49. Super Bowl’da bu iki takım karşılaşmıştı. Şampiyonluk unvanı Pasifik’ten Atlantik kıyılarına yani New England’a geçmişti.  Seattle için kaybedilen şampiyonluktan ziyade hediye edilen şampiyonluk denilse daha doğru olur. Maçı kazandıracak, Super Bowl’u getirecek endzone’un dibindeki hücum haklarımızda Marshawn Lynch koşturulmadan pas oyununa gidilmiş ve maç kaybedilmişti. O günkü yazımda taktiksel buhranı tüm detaylarıyla ve ağırca eleştirmiştim. İki takım o tarihten sonra ilk kez karşılaşacaktı, Seattle takımı o günün dersini almış; türküde denildiği gibi de üstüne ezber bile yapmıştı. New England’ı  Pazartes gününün ilk saatlerindeki maçta sıfıra karşı veya 20-30 sayılık farkla yenselerdi bu kadar keyifli olmazdı. Super Bowl’un kurgusu (özellikle winning drive) adeta bir konsol oyunundaki gibi çizgisel bir şekilde ilerliyor; her geçen dakika iki sene önceki maça dönülüyordu. Maçtaki hikayeler, yaşananlar olarak tarih bir anlamda tekerrür etti ama filmin sonunda kazanan ve kaybeden taraf değişti. Bay haftasından gelen New England’a karşı taktiksel dersler sular seller gibi ezberlenmiş; mental olarak maça tam anlamıyla hazırlanılmıştı. Oyuncuların beden dili ve sahadaki performansları bunu gösteriyordu.

Kam Chancellor takımdaki yerini aldı. Nihayet… O olmadan bu maç kazanılamazdı. Tom Brady quarterback reyyingi olsun, hiç mi hiç interception atmaması olsun sezona fırtına gibi girmişti. Seattle savunmasının sayesinde Tom Brady’nin de bir insan olduğunu ve arada sırada süper kahramanlık yaptığını görmüş olduk. Seattle savunması ne adam ne top geçirdi diyemeyiz fakat üstüne düşeni nihayetinde yaptı. DeShawn Shead savunmamızın kötü ve aksayan tarafıydı. Bu adam markajdan anlamıyor, oyuncuyu önüne katıp peşi sıra gidiyor. Top geldiği vakit, gizli bir ‘nos-turbocharger/supercharger’ gücünün olduğunu mu ne düşünüyor; kendi endzone’uyla arasına hücum oyuncusunu koymadan edemiyor. Maç kaybedilseydi birinci dereceden suçlu kendisi olacaktı. Bakınız 3&35 oyununda Julian Edelman ve winning drive’da redzone içinde kaçırdığı Rob Gronkowski hücumları…

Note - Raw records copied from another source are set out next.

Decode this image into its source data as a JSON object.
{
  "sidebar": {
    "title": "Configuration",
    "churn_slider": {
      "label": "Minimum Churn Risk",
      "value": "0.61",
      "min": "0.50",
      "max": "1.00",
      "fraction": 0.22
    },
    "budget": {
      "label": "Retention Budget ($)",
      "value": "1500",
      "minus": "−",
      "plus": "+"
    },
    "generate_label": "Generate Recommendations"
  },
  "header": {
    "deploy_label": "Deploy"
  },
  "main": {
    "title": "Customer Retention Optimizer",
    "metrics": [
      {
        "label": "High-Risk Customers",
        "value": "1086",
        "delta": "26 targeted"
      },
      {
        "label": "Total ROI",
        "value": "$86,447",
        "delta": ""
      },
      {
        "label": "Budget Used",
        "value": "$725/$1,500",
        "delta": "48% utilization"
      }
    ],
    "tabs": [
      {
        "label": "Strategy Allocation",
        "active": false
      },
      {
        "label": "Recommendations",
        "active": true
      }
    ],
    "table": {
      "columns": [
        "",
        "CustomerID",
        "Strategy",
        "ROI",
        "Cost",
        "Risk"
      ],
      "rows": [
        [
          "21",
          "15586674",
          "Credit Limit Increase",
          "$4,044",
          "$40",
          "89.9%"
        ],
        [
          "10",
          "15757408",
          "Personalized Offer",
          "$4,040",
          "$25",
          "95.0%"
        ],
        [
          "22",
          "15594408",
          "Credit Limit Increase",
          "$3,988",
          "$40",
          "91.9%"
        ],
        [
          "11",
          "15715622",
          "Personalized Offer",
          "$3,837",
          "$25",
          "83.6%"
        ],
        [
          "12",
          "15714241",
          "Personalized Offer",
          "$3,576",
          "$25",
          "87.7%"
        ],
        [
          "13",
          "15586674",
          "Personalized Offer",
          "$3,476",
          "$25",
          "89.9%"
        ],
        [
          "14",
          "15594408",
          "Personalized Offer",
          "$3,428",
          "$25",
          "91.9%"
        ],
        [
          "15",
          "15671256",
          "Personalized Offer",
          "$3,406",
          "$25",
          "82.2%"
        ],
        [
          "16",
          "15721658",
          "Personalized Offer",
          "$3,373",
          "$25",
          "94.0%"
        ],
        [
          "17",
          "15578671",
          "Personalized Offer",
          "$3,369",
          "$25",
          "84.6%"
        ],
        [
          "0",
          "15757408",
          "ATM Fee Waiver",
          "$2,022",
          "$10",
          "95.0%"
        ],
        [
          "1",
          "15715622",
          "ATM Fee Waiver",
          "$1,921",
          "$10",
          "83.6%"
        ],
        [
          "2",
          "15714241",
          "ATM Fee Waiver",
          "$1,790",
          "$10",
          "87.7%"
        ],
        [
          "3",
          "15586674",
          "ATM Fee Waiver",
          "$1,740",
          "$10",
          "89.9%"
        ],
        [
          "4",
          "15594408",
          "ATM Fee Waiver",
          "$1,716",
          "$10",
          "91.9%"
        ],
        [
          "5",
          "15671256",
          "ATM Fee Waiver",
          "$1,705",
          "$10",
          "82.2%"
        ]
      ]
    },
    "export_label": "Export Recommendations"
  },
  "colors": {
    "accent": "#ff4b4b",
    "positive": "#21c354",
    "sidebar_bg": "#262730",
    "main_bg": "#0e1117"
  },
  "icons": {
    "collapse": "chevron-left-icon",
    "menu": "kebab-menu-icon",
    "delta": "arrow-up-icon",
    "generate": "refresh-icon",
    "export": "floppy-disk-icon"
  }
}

Sempatik koçumuz Pete Carroll’ın da yedi sayı önde olan takımın ekstra sayu oyunundaki seçimini iki sayıdan yana kullanması taktiksel hataydı. Sekiz sayı öne geçelim, bırak rakip bunun baskısı altında son hücumunu etsin. ‘Touchdown sonrası iki sayılık oyunu yapabilir miyim acaba’ endişesi rakipte olsun. Ben bugüne kadar bu tarz bir yanlış hamle görmedim. Koçumuzu seviyorum ama bu tercihi ve aleyhimize olan bariz bir duruma kırmızı bayrağını atarak son dakikalara girilmişken molamızı yemesi de Don Kişotluk değil de nedir? Bu kadar cüretkar taktiklere ve hamlelere gerek yok sakızlı adam.

Kam Chancellor, maç boyu New England’ın en önemli hücumcusu Rob Gronkowski’yle eşleştiği snap’lerde tutmayı başardı. Maçı bitiren son pozisyonda Rob Gronkowski’nin faullü müdahelesine rağmen topu ona aldırmadı, galibiyeti Boston tarafına bırakmadı. O kadar iyi oynadı ki, sezonun tüm maçlarında savunmanın değişmeyen yıldızı Bobby Wagner’ın performansını gölgeleyecek kadar iyiydi.

Seattle deri değiştirdi, kabuk yeniledi. Hücumumuz artık pas oyunudur, diyeceğimiz günler yakındır. Christine Michael’in baldırındaki sakatlıktan ötürü kenarda başladığı maçta starter RB olarak çaylak C.J. Prosise maça başladı. 66 koşu ve toplamda 153 yard ile Seattle’ın bu sezonki en yüksek yarda ulaşan koşu-tutucusu oldu. Çaylak oyuncu bir anda tüm gözleri üzerine çevirdi. Fakat RB olarak geleceği çok parlak değil bence. Wide receiver’a devşirilse itiraz etmem. Bir maça bakıp kesin ve net konuşmak doğru olmaz ama ilk ciddi izlenim bu şekilde. Takım, Chiristine Michael’i serbest bıraktı. Bu haftaki maçta Thomas Rawls’ın formasını sırtına geçirip sahaya çıkmasını bekliyorlar. Tarih tekerrür etti ve Chritine Michael bir kez daha Seattle’dan ayrılmak zorunda kaldı. Oysaki bu sene onun altın yılındı. Elinden gelenin fazlasını yapan running back; sınırlı kapasitesiyle ve potansiyeliyle starter running back olamayacaktı. Ahde vefa olarak sezon sonuna kadar takımda yer almalıydı.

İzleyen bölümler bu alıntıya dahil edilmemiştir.